# HOWTO - Szybsza kompilacja glibc

## nelchael

Wstep

Mam pewien komputer: P1MMX - 166MHz, 32 MB RAM - powaznym problemem jest nie tyle co kompilacja glibc (to zalatwia distcc) co jego instalacj: a dokladniej instalowanie locales.

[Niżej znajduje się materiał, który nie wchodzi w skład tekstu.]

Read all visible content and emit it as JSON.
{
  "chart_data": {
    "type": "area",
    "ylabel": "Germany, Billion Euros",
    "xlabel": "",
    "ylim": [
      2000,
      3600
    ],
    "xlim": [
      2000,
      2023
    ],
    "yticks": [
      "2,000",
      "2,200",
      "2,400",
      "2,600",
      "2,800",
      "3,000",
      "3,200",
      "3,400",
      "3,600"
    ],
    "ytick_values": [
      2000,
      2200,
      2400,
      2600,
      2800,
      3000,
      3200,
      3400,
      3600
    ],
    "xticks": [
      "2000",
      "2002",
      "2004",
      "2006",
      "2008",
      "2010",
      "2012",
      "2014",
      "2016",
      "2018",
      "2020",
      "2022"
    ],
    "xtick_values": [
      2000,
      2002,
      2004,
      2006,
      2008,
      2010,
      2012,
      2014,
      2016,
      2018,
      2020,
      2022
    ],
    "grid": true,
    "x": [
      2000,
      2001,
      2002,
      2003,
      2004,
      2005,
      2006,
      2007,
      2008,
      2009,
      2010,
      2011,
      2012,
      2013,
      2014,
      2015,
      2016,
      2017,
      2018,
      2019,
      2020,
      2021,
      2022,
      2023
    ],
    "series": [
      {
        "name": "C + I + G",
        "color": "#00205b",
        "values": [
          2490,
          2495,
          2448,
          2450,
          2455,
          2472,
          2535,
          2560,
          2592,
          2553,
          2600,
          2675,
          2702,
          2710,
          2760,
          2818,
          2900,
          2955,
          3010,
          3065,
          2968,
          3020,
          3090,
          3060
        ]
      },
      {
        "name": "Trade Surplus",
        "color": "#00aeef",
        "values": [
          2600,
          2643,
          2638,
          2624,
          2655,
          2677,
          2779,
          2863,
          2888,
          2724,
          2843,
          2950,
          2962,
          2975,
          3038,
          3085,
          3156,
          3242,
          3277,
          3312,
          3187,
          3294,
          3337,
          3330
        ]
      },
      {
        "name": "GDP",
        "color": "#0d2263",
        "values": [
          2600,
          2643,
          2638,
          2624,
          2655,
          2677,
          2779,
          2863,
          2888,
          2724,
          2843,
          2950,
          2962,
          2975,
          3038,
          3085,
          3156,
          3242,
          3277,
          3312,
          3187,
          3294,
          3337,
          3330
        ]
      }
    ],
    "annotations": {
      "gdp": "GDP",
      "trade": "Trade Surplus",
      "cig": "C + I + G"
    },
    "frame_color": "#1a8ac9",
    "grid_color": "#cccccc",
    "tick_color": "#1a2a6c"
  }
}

Cala kompilacja odbywa sie z -j4 (4  procesy make'a), distcc ladnie rozprasza kompilacje pomiedzy hosty w sieci, jak do tej pory wszystko ok. Po kompilacji przychodzi pora na zainstalowanie glibc w katalogu /var/tmp/portage/..../image/ - instalowane sa biblioteki, naglowki i ... budowane sa locales (pliki zawierajace ustawienia dla LC_* i LANG). Kazdy proces budowania zajmuje okolo 50 MB RAM, co przy czterech procesach daje w porywach 200 MB RAM (!!). Policzmy: 200 MB - 32 MB (RAM) = 168 MB zajetego swap  :Sad:  Ciagle korzystanie ze swap powoduje straszne wydluzenie calego procesu (zajmuje to okolo 48 godzin  :Shocked: ).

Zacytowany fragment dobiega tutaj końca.